Intel had no more information to share on Arrow Lake, the architecture that will bring Meteor Lake’s big changes to plug-in desktop motherboards for the first time. But Intel says Arrow Lake is still on track to be released in the fourth quarter of 2024 and could be announced at Intel’s annual Innovation event in late September.

Construction on Meteor Lake

Lunar Lake continues to use a mix of P-cores and E-cores, which allow the chip to handle a mix of low-intensity and high-performance workloads without using more power than necessary.
Larger / Lunar Lake continues to use a mix of P-cores and E-cores, which allow the chip to handle a mix of low-intensity and high-performance workloads without using more power than necessary.

Intel

Lunar Lake shares some commonalities with Meteor Lake, including a chiplet-based design that combines many silicon elements into one large one with Intel’s Foveros packaging technology. But in some ways Lunar Lake is simpler and less weird than Meteor Lake, with fewer chips and a more conventional design.

Meteor Lake’s components were spread across four boards: a compute board that was mostly for the CPU cores, a TSMC-made graphics board for the GPU rendering hardware, an IO board to handle things like the PCI Express connection and Thunderbolt, and a grab bag SoC board with a few extra CPU cores, media encoding and decoding engine, display connection, and NPU.

The Lunar Lake only has two functional plates, plus a small “filler plate” that seems to exist only so that the Lunar Lake silicone cover can be a perfect rectangle once it’s all packed together.

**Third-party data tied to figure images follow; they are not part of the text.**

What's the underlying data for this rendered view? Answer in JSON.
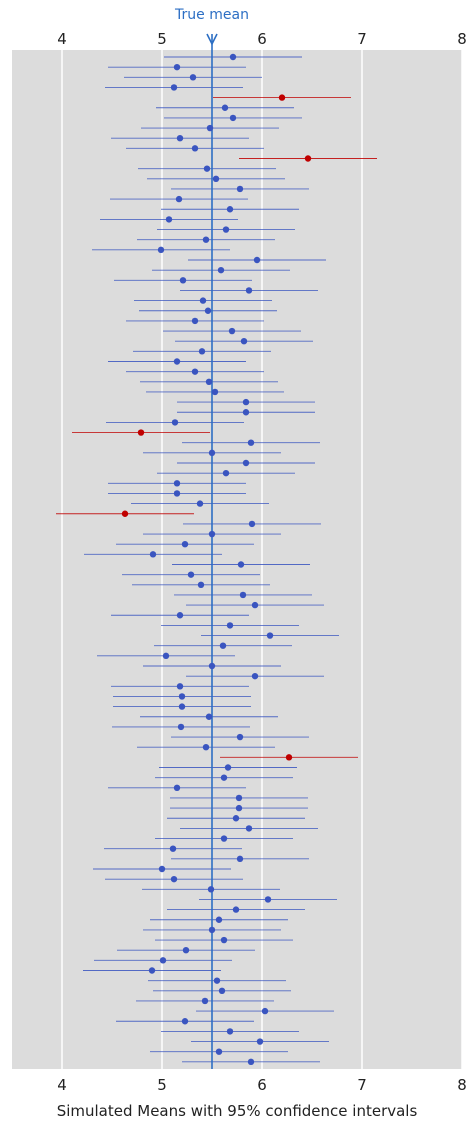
{
  "chart_data": {
    "type": "scatter",
    "xlabel": "Simulated Means with 95% confidence intervals",
    "ylabel": "",
    "xlim": [
      3.5,
      8
    ],
    "xticks": [
      4,
      5,
      6,
      7,
      8
    ],
    "grid": true,
    "true_mean": 5.5,
    "true_mean_label": "True mean",
    "colors": {
      "covered": "#3a55c0",
      "missed": "#c00000",
      "true_mean_line": "#2d6fc4",
      "plot_background": "#dcdcdc",
      "grid": "#ffffff"
    },
    "half_width": 0.69,
    "means": [
      5.71,
      5.15,
      5.31,
      5.12,
      6.2,
      5.63,
      5.71,
      5.48,
      5.18,
      5.33,
      6.46,
      5.45,
      5.54,
      5.78,
      5.17,
      5.68,
      5.07,
      5.64,
      5.44,
      4.99,
      5.95,
      5.59,
      5.21,
      5.87,
      5.41,
      5.46,
      5.33,
      5.7,
      5.82,
      5.4,
      5.15,
      5.33,
      5.47,
      5.53,
      5.84,
      5.84,
      5.13,
      4.79,
      5.89,
      5.5,
      5.84,
      5.64,
      5.15,
      5.15,
      5.38,
      4.63,
      5.9,
      5.5,
      5.23,
      4.91,
      5.79,
      5.29,
      5.39,
      5.81,
      5.93,
      5.18,
      5.68,
      6.08,
      5.61,
      5.04,
      5.5,
      5.93,
      5.18,
      5.2,
      5.2,
      5.47,
      5.19,
      5.78,
      5.44,
      6.27,
      5.66,
      5.62,
      5.15,
      5.77,
      5.77,
      5.74,
      5.87,
      5.62,
      5.11,
      5.78,
      5.0,
      5.12,
      5.49,
      6.06,
      5.74,
      5.57,
      5.5,
      5.62,
      5.24,
      5.01,
      4.9,
      5.55,
      5.6,
      5.43,
      6.03,
      5.23,
      5.68,
      5.98,
      5.57,
      5.89
    ],
    "missed_indices": [
      4,
      10,
      37,
      45,
      69
    ]
  }
}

The motherboard combines all the P-cores and E-cores of the processor, the GPU, the NPU, the display outputs, and the media encoding and decoding engine. And the platform’s controller board handles wired and wireless connectivity, including PCIe and USB, Thunderbolt 4 and Wi-Fi 7 and Bluetooth 5.4.

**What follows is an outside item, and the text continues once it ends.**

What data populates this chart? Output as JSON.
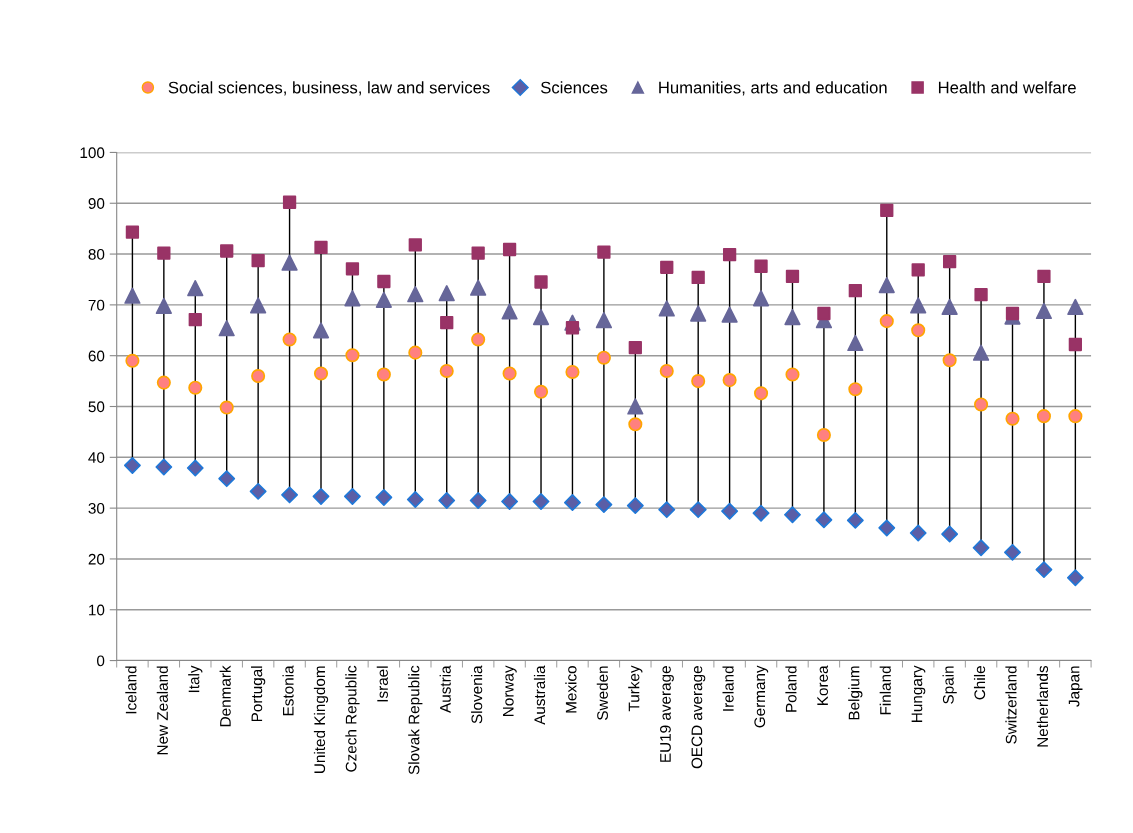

This is essentially the same division that Intel has used for laptop chips for years and years: a chipset element and a die for the CPU, GPU and everything else. It’s just that now, these two chips are part of the same silicon material, instead of being separated into the same processor package. In retrospect, it seems that some of the most obvious departures from Meteor Lake’s design—the separation of GPU-related functions between different boards, the presence of additional CPU cores within the SoC board—were things Intel needed to do to solved the fact that another company was actually making most of the GPU. Given the opportunity, Intel has returned to a more familiar set of components.

Intel is moving to on-package RAM for Meteor Lake, something Apple also uses for its M-series chips.
Larger / Intel is moving to on-package RAM for Meteor Lake, something Apple also uses for its M-series chips.

Intel

Another big packaging change is that Intel is integrating the RAM into the CPU package for Lunar Lake, rather than installing it separately on the motherboard. Intel says this uses 40 percent less power, as it shortens the distance needed to travel. It also saves space on the motherboard, which can be used for other components, to make systems smaller or to make more room for the battery. Apple also uses on-package memory for its M-series chips.

Intel says Lunar Lake chips can include up to 32GB of LPDDR5x memory. The downside is that this bundled memory precludes the use of special attached memory modules with compression, which combine many of the benefits of traditional upgradeable DIMMs and bundled laptop memory.